Accordingly, when the calcium concentration in the aqueous solution of sodium chloride (brine) is lower than 0.02 mg/liter, calcium ion is not precipitated into the membrane whereby the accumulation of calcium component is not caused.
The critical calcium concentration in the aqueous solution of sodium chloride (brine) is measured under varying concentrations of the aqueous solution of sodium hydroxide in the cathode compartment. The result is shown in FIG. 2.
In accordance with these findings, the Ca.sup.++ precipitation velocity to the cation exchange membrane is zero and the accumulation of calcium in the membrane is not caused when the calcium concentration in the aqueous solution of sodium chloride (brine) is kept lower than the critical calcium concentration shown in FIG. 2, in the production of sodium hydroxide at the specific concentration.
However, according to further studies by the inventors, it has been found that the deterioration of the electrochemical characteristics of the cation exchange membrane in the electrolysis of an aqueous solution of sodium chloride is not found during the electrolysis of an aqueous solution of sodium chloride containing calcium component at higher than the critical calcium concentration and the accumulation of calcium component is gradually caused at calcium concentration in a range of slightly higher than the critical calcium concentration.
As the result, it has been found that the calcium concentration in the aqueous solution of sodium chloride need not always be maintained lower than the critical calcium concentration but it can be slightly higher than the critical calcium concentration in order to maintain the life of the cation exchange membrane for longer than a half year preferably longer than one year which is required for the ion-exchange membrane employed in an industrial electrolysis.
Thus, the critical value curve becomes gradually flatter upon increasing the concentration of the resulting sodium hydroxide in the range of 20 to 45 wt.% as shown in FIG. 2 and the abovementioned requirements may be satisfied when the calcium concentration is lower than 0.08 mg/liter as the allowable calcium concentration.

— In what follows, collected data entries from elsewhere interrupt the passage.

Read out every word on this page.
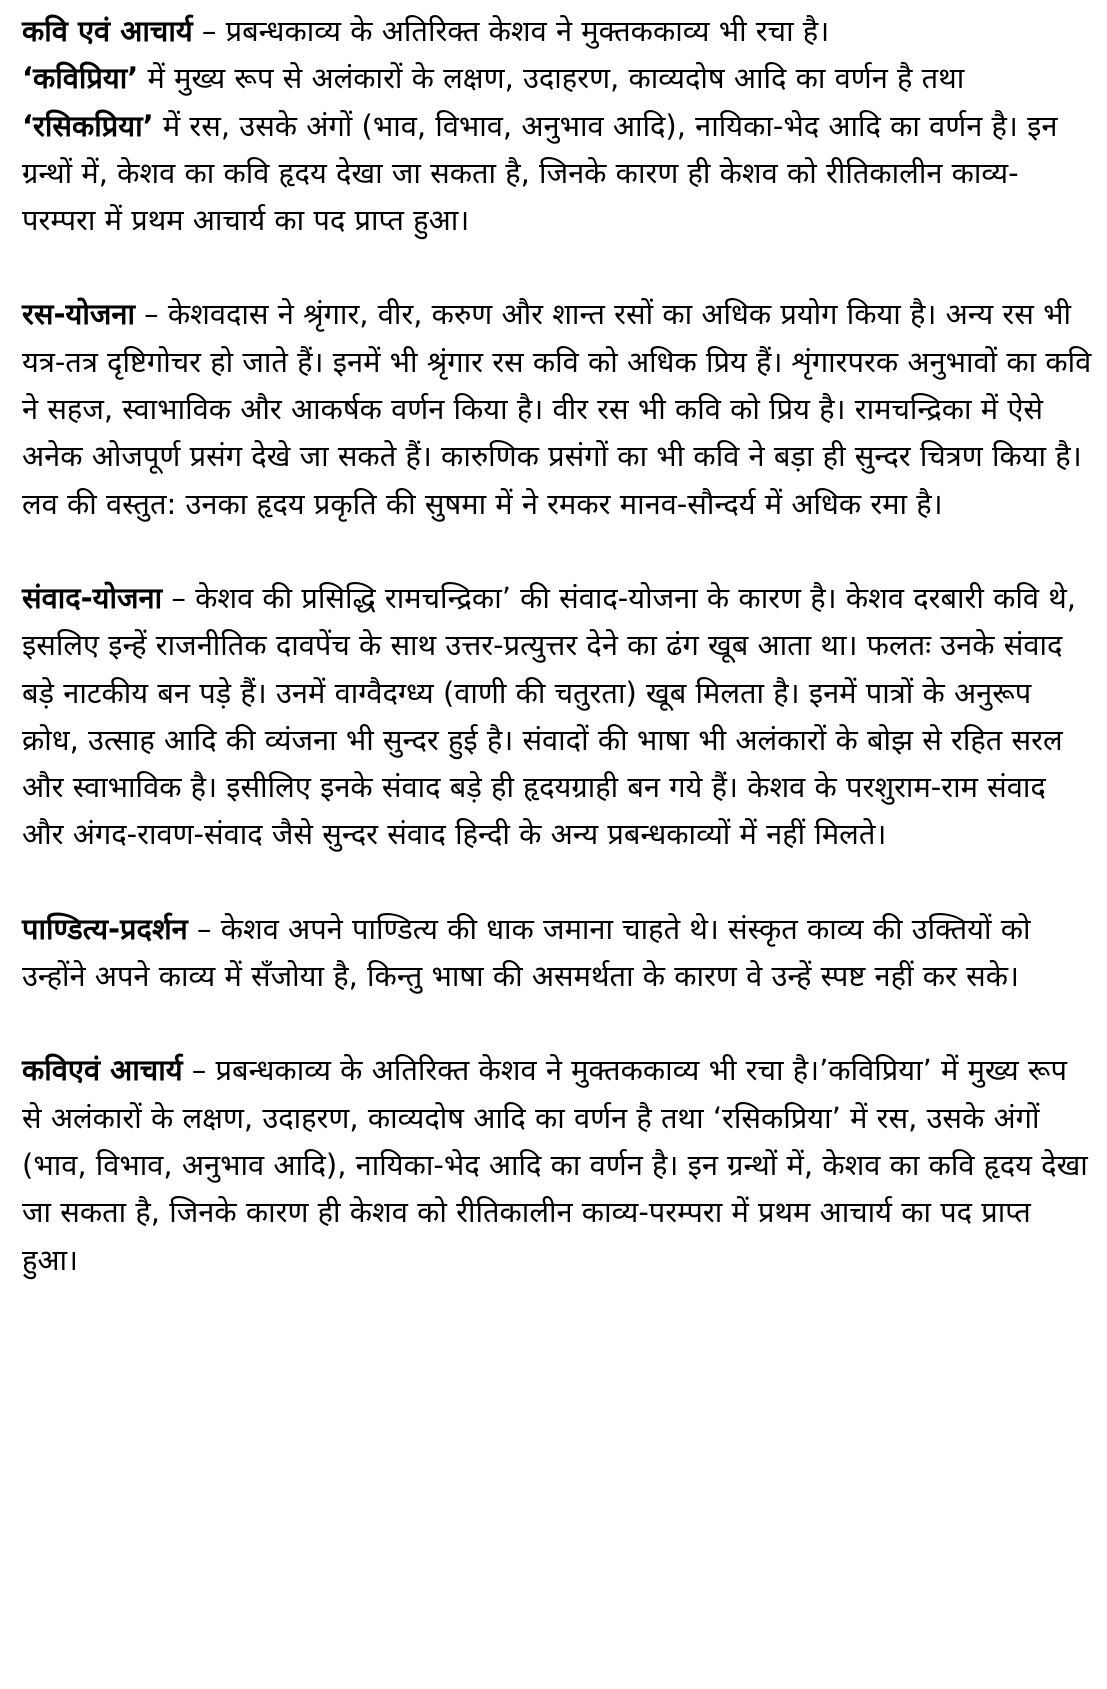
कवि एवं आचार्य – प्रबन्धकाव्य के अतिरिक्त केशव ने मुक्तककाव्य भी रचा है।
‘कविप्रिया’ में मुख्य रूप से अलंकारों के लक्षण, उदाहरण, काव्यदोष आदि का वर्णन है तथा ‘रसिकप्रिया’ में रस, उसके अंगों (भाव, विभाव, अनुभाव आदि), नायिका-भेद आदि का वर्णन है। इन ग्रन्थों में, केशव का कवि हृदय देखा जा सकता है, जिनके कारण ही केशव को रीतिकालीन काव्य-परम्परा में प्रथम आचार्य का पद प्राप्त हुआ।

रस-योजना – केशवदास ने श्रृंगार, वीर, करुण और शान्त रसों का अधिक प्रयोग किया है। अन्य रस भी यत्र-तत्र दृष्टिगोचर हो जाते हैं। इनमें भी श्रृंगार रस कवि को अधिक प्रिय हैं। शृंगारपरक अनुभावों का कवि ने सहज, स्वाभाविक और आकर्षक वर्णन किया है। वीर रस भी कवि को प्रिय है। रामचन्द्रिका में ऐसे अनेक ओजपूर्ण प्रसंग देखे जा सकते हैं। कारुणिक प्रसंगों का भी कवि ने बड़ा ही सुन्दर चित्रण किया है। लव की वस्तुत: उनका हृदय प्रकृति की सुषमा में ने रमकर मानव-सौन्दर्य में अधिक रमा है।

संवाद-योजना – केशव की प्रसिद्धि रामचन्द्रिका’ की संवाद-योजना के कारण है। केशव दरबारी कवि थे, इसलिए इन्हें राजनीतिक दावपेंच के साथ उत्तर-प्रत्युत्तर देने का ढंग खूब आता था। फलतः उनके संवाद बड़े नाटकीय बन पड़े हैं। उनमें वाग्वैदग्ध्य (वाणी की चतुरता) खूब मिलता है। इनमें पात्रों के अनुरूप क्रोध, उत्साह आदि की व्यंजना भी सुन्दर हुई है। संवादों की भाषा भी अलंकारों के बोझ से रहित सरल और स्वाभाविक है। इसीलिए इनके संवाद बड़े ही हृदयग्राही बन गये हैं। केशव के परशुराम-राम संवाद और अंगद-रावण-संवाद जैसे सुन्दर संवाद हिन्दी के अन्य प्रबन्धकाव्यों में नहीं मिलते।

पाण्डित्य-प्रदर्शन – केशव अपने पाण्डित्य की धाक जमाना चाहते थे। संस्कृत काव्य की उक्तियों को उन्होंने अपने काव्य में सँजोया है, किन्तु भाषा की असमर्थता के कारण वे उन्हें स्पष्ट नहीं कर सके।

कविएवं आचार्य – प्रबन्धकाव्य के अतिरिक्त केशव ने मुक्तककाव्य भी रचा है।’कविप्रिया’ में मुख्य रूप से अलंकारों के लक्षण, उदाहरण, काव्यदोष आदि का वर्णन है तथा ‘रसिकप्रिया’ में रस, उसके अंगों (भाव, विभाव, अनुभाव आदि), नायिका-भेद आदि का वर्णन है। इन ग्रन्थों में, केशव का कवि हृदय देखा जा सकता है, जिनके कारण ही केशव को रीतिकालीन काव्य-परम्परा में प्रथम आचार्य का पद प्राप्त हुआ।
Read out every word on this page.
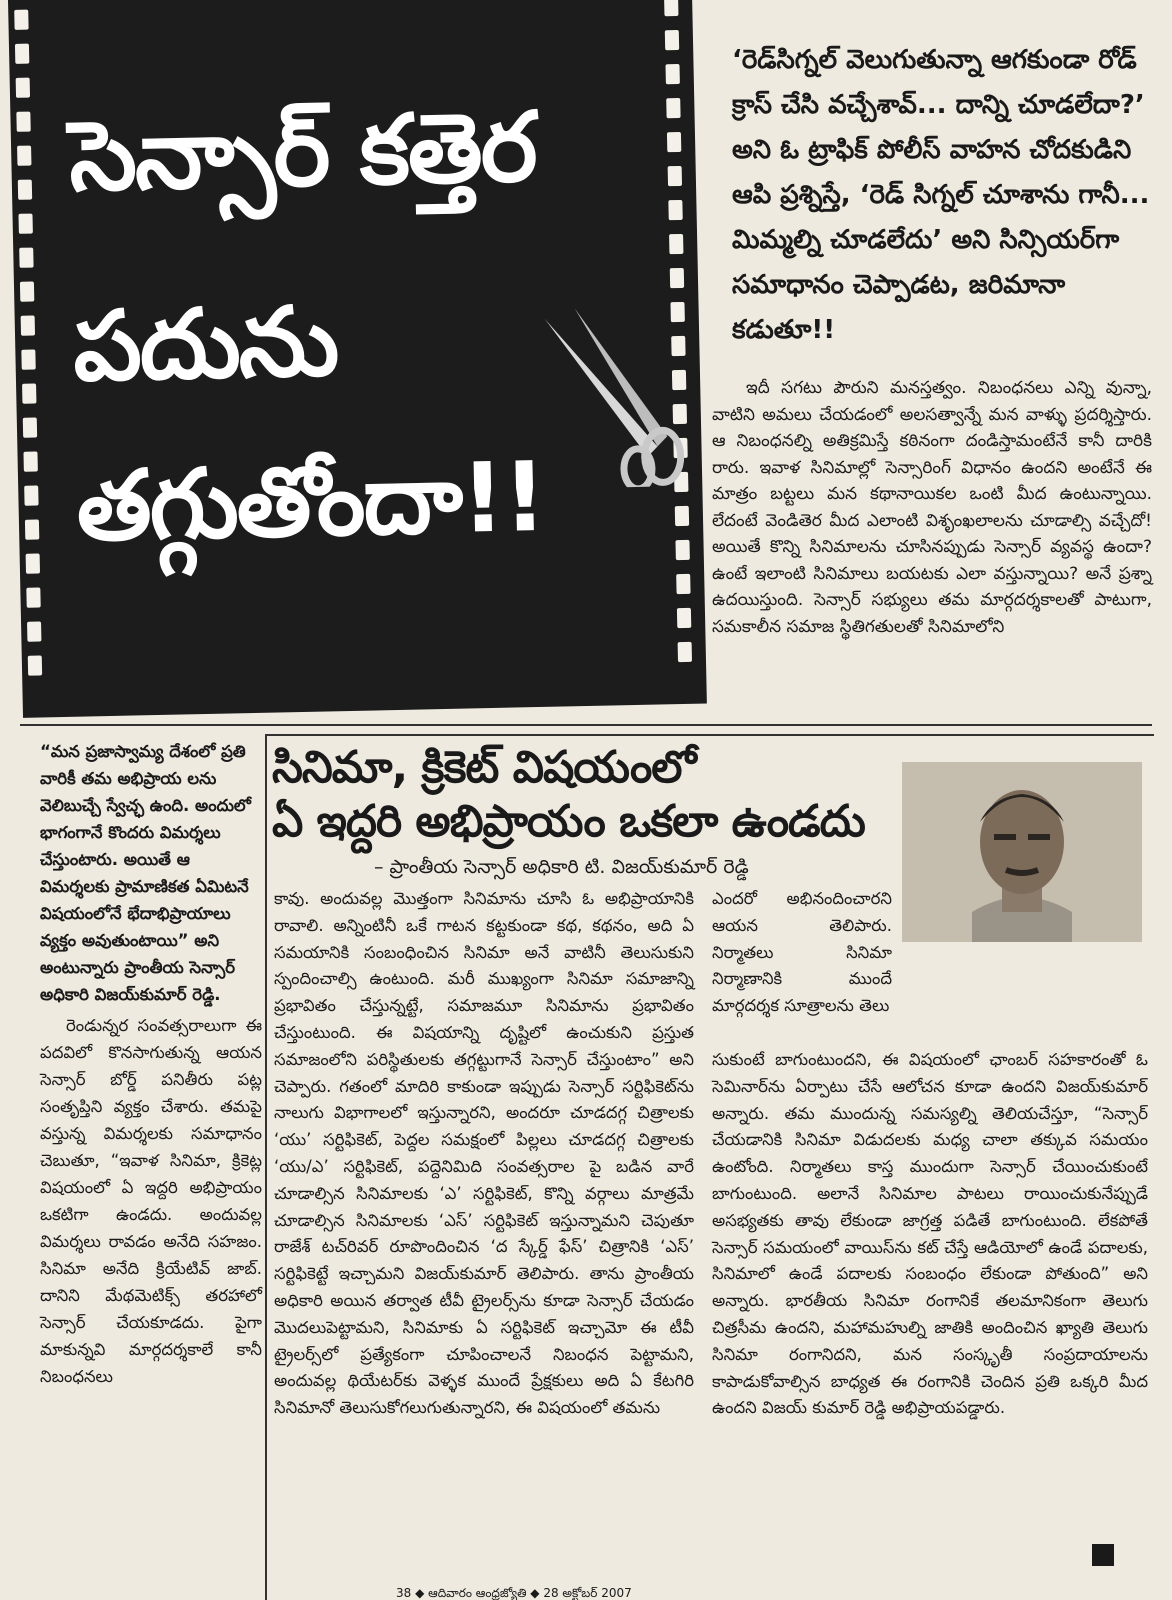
సెన్సార్ కత్తెర
పదును
తగ్గుతోందా!!

‘రెడ్‌సిగ్నల్ వెలుగుతున్నా ఆగకుండా రోడ్ క్రాస్ చేసి వచ్చేశావ్... దాన్ని చూడలేదా?’ అని ఓ ట్రాఫిక్ పోలీస్ వాహన చోదకుడిని ఆపి ప్రశ్నిస్తే, ‘రెడ్ సిగ్నల్ చూశాను గానీ... మిమ్మల్ని చూడలేదు’ అని సిన్సియర్‌గా సమాధానం చెప్పాడట, జరిమానా కడుతూ!!

ఇదీ సగటు పౌరుని మనస్తత్వం. నిబంధనలు ఎన్ని వున్నా, వాటిని అమలు చేయడంలో అలసత్వాన్నే మన వాళ్ళు ప్రదర్శిస్తారు. ఆ నిబంధనల్ని అతిక్రమిస్తే కఠినంగా దండిస్తామంటేనే కానీ దారికి రారు. ఇవాళ సినిమాల్లో సెన్సారింగ్ విధానం ఉందని అంటేనే ఈ మాత్రం బట్టలు మన కథానాయికల ఒంటి మీద ఉంటున్నాయి. లేదంటే వెండితెర మీద ఎలాంటి విశృంఖలాలను చూడాల్సి వచ్చేదో! అయితే కొన్ని సినిమాలను చూసినప్పుడు సెన్సార్ వ్యవస్థ ఉందా? ఉంటే ఇలాంటి సినిమాలు బయటకు ఎలా వస్తున్నాయి? అనే ప్రశ్నా ఉదయిస్తుంది. సెన్సార్ సభ్యులు తమ మార్గదర్శకాలతో పాటుగా, సమకాలీన సమాజ స్థితిగతులతో సినిమాలోని

“మన ప్రజాస్వామ్య దేశంలో ప్రతి వారికీ తమ అభిప్రాయ లను వెలిబుచ్చే స్వేచ్ఛ ఉంది. అందులో భాగంగానే కొందరు విమర్శలు చేస్తుంటారు. అయితే ఆ విమర్శలకు ప్రామాణికత ఏమిటనే విషయంలోనే భేదాభిప్రాయాలు వ్యక్తం అవుతుంటాయి” అని అంటున్నారు ప్రాంతీయ సెన్సార్ అధికారి విజయ్‌కుమార్ రెడ్డి.

రెండున్నర సంవత్సరాలుగా ఈ పదవిలో కొనసాగుతున్న ఆయన సెన్సార్ బోర్డ్ పనితీరు పట్ల సంతృప్తిని వ్యక్తం చేశారు. తమపై వస్తున్న విమర్శలకు సమాధానం చెబుతూ, “ఇవాళ సినిమా, క్రికెట్ల విషయంలో ఏ ఇద్దరి అభిప్రాయం ఒకటిగా ఉండదు. అందువల్ల విమర్శలు రావడం అనేది సహజం. సినిమా అనేది క్రియేటివ్ జాబ్. దానిని మేథమెటిక్స్ తరహాలో సెన్సార్ చేయకూడదు. పైగా మాకున్నవి మార్గదర్శకాలే కానీ నిబంధనలు

సినిమా, క్రికెట్ విషయంలో
ఏ ఇద్దరి అభిప్రాయం ఒకలా ఉండదు
– ప్రాంతీయ సెన్సార్ అధికారి టి. విజయ్‌కుమార్ రెడ్డి

కావు. అందువల్ల మొత్తంగా సినిమాను చూసి ఓ అభిప్రాయానికి రావాలి. అన్నింటినీ ఒకే గాటన కట్టకుండా కథ, కథనం, అది ఏ సమయానికి సంబంధించిన సినిమా అనే వాటినీ తెలుసుకుని స్పందించాల్సి ఉంటుంది. మరీ ముఖ్యంగా సినిమా సమాజాన్ని ప్రభావితం చేస్తున్నట్టే, సమాజమూ సినిమాను ప్రభావితం చేస్తుంటుంది. ఈ విషయాన్ని దృష్టిలో ఉంచుకుని ప్రస్తుత సమాజంలోని పరిస్థితులకు తగ్గట్టుగానే సెన్సార్ చేస్తుంటాం” అని చెప్పారు. గతంలో మాదిరి కాకుండా ఇప్పుడు సెన్సార్ సర్టిఫికెట్‌ను నాలుగు విభాగాలలో ఇస్తున్నారని, అందరూ చూడదగ్గ చిత్రాలకు ‘యు’ సర్టిఫికెట్, పెద్దల సమక్షంలో పిల్లలు చూడదగ్గ చిత్రాలకు ‘యు/ఎ’ సర్టిఫికెట్, పద్దెనిమిది సంవత్సరాల పై బడిన వారే చూడాల్సిన సినిమాలకు ‘ఎ’ సర్టిఫికెట్, కొన్ని వర్గాలు మాత్రమే చూడాల్సిన సినిమాలకు ‘ఎస్’ సర్టిఫికెట్ ఇస్తున్నామని చెపుతూ రాజేశ్ టచ్‌రివర్ రూపొందించిన ‘ద స్కేర్డ్ ఫేస్’ చిత్రానికి ‘ఎస్’ సర్టిఫికెట్టే ఇచ్చామని విజయ్‌కుమార్ తెలిపారు. తాను ప్రాంతీయ అధికారి అయిన తర్వాత టీవీ ట్రైలర్స్‌ను కూడా సెన్సార్ చేయడం మొదలుపెట్టామని, సినిమాకు ఏ సర్టిఫికెట్ ఇచ్చామో ఈ టీవీ ట్రైలర్స్‌లో ప్రత్యేకంగా చూపించాలనే నిబంధన పెట్టామని, అందువల్ల థియేటర్‌కు వెళ్ళక ముందే ప్రేక్షకులు అది ఏ కేటగిరి సినిమానో తెలుసుకోగలుగుతున్నారని, ఈ విషయంలో తమను

ఎందరో అభినందించారని ఆయన తెలిపారు. నిర్మాతలు సినిమా నిర్మాణానికి ముందే మార్గదర్శక సూత్రాలను తెలు

సుకుంటే బాగుంటుందని, ఈ విషయంలో ఛాంబర్ సహకారంతో ఓ సెమినార్‌ను ఏర్పాటు చేసే ఆలోచన కూడా ఉందని విజయ్‌కుమార్ అన్నారు. తమ ముందున్న సమస్యల్ని తెలియచేస్తూ, “సెన్సార్ చేయడానికి సినిమా విడుదలకు మధ్య చాలా తక్కువ సమయం ఉంటోంది. నిర్మాతలు కాస్త ముందుగా సెన్సార్ చేయించుకుంటే బాగుంటుంది. అలానే సినిమాల పాటలు రాయించుకునేప్పుడే అసభ్యతకు తావు లేకుండా జాగ్రత్త పడితే బాగుంటుంది. లేకపోతే సెన్సార్ సమయంలో వాయిస్‌ను కట్ చేస్తే ఆడియోలో ఉండే పదాలకు, సినిమాలో ఉండే పదాలకు సంబంధం లేకుండా పోతుంది” అని అన్నారు. భారతీయ సినిమా రంగానికే తలమానికంగా తెలుగు చిత్రసీమ ఉందని, మహామహుల్ని జాతికి అందించిన ఖ్యాతి తెలుగు సినిమా రంగానిదని, మన సంస్కృతీ సంప్రదాయాలను కాపాడుకోవాల్సిన బాధ్యత ఈ రంగానికి చెందిన ప్రతి ఒక్కరి మీద ఉందని విజయ్ కుమార్ రెడ్డి అభిప్రాయపడ్డారు.

38 ◆ ఆదివారం ఆంధ్రజ్యోతి ◆ 28 అక్టోబర్ 2007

It is preferable for longevity of cation exchange membrane to decrease the calcium content in the aqueous solution of sodium chloride (brine) whereby the load of the purification system for removing calcium components is increased. The discovery of the fact that the calcium content in the aqueous solution of sodium chloride can be higher than the critical calcium concentration in the invention is important for industrial operations because the load on the purification system can be mitigated.